Viva the Flying Elvises, Viva Las Vegas, Viva the 1992 American romantic comedy film Honeymoon in Vegas.
Writer-director Andrew Bergman’s 1992 romance comedy thriller Honeymoon in Vegas stars Nicolas Cage as New York investigator Jack Singer, who promises his dying mom (Anne Bancroft in a cameo) that he will never marry and he becomes commitment phobic.
But, when his prolonged courtship of Betsy (Sarah Jessica Parker) turns sour, he says that he will finally tie the knot with her in Las Vegas. But there, gangster Tommy Korman (James Caan) sees her as the spitting image of his late wife and involves Cage in a poker game so that he can win her for the weekend, arranging for Jack to lose $65,000 in poker and make him forfeit his fiancée for the weekend to pay off the debt.
Plenty of plot and plenty of jokes are at the disposal of a handful of congenial players. Cage holds the centre firm with his bewildered good guy turn, Caan is light and easy, and. when the action moves to Hawaii, there are fun cameos from Pat Morita as Caan’s driver Mahi Mahi and Peter Boyle as a hippy, musical-loving eccentric, Chief Orman. Among the amusing ideas is a running gag about Elvis Presley impersonators.

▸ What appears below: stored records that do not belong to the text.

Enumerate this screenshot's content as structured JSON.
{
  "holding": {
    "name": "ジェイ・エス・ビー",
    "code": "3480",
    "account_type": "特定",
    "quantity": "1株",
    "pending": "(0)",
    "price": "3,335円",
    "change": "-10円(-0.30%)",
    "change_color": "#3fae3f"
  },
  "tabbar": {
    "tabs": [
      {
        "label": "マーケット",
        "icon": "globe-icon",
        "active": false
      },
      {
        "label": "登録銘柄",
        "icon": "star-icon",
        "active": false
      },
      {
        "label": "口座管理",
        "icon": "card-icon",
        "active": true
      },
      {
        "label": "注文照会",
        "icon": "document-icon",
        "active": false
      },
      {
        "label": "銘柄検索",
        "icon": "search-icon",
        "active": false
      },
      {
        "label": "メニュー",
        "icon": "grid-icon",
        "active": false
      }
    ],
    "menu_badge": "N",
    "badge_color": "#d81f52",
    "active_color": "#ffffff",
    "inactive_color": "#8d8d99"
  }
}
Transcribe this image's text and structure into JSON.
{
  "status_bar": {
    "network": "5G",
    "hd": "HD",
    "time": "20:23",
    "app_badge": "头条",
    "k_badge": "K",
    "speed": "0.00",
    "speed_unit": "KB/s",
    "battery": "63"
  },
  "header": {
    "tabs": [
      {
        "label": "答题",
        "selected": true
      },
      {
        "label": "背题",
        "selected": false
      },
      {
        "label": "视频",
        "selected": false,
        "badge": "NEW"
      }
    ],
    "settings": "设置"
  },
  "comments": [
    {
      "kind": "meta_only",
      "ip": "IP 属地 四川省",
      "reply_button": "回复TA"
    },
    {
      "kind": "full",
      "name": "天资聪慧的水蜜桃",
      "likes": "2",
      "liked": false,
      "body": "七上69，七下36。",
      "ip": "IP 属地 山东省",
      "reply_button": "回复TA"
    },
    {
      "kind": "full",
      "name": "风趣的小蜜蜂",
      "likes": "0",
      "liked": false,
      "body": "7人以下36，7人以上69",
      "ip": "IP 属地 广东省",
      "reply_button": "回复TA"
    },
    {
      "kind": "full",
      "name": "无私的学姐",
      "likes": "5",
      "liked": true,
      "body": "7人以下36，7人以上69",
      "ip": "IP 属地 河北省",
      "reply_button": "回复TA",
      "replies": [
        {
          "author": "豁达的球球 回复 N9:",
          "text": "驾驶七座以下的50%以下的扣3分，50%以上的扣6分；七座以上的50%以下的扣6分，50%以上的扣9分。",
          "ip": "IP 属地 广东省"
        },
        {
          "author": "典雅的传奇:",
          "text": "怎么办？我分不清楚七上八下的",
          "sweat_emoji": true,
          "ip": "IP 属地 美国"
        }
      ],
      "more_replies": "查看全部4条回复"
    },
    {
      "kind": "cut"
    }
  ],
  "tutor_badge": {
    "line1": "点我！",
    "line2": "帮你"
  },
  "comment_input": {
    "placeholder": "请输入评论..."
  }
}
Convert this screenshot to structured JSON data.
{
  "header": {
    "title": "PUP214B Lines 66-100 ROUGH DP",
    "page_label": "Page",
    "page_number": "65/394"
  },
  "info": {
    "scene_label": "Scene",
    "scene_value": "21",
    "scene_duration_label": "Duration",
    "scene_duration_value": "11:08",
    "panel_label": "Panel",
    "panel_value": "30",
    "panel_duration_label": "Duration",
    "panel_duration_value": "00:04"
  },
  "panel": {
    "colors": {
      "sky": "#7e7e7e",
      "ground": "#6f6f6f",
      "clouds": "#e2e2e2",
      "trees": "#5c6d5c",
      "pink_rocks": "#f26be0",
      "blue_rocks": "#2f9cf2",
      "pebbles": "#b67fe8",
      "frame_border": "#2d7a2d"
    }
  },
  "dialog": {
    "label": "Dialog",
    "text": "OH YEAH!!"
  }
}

There is also a jolly music score by David Newman, with lots of Presley songs on the soundtrack covered by famous country and pop and rock artists, including Billy Joel, Bryan Ferry, Dwight Yoakam, Willie Nelson and Bono.
It is a typical work from writer-director Bergman (The Freshman): not a great comedy but certainly a really good one – and that is rare enough.
Perhaps the highlight is when Jack joins a group about to depart for Las Vegas and discovers mid-flight that they are the Utah chapter of the Flying Elvises, a skydiving team of Elvis impersonators, involving him having to skydive from 3,000 feet to get to Betsy. This is inventive, funny stuff.
Also in the cast are Johnny Williams, John Capodice, Robert Costanzo, Burton Gilliam, Brent Hinkley, Seymour Cassel, Jerry Tarkanian, Keone Young, and Tony Shalhoub.
It premiered at Mann’s Chinese Theatre in Hollywood on 25 August 1992 and was released on 28 August 1992. Opening at Number 1, it grossed $35.2 million at the US/ Canada box office, against a budget of $25 million.
Andrew Bergman recalled: ‘It wasn’t based on anything. I wanted to do a boy-girl story, and in my perverse fashion, it turned out to be this.’
Bergman adapted his movie and wrote the book for the 2013 Broadway musical Honeymoon in Vegas, with music and lyrics by Jason Robert Brown.
He went on to direct It Could Happen To You (1994) with Nicolas Cage.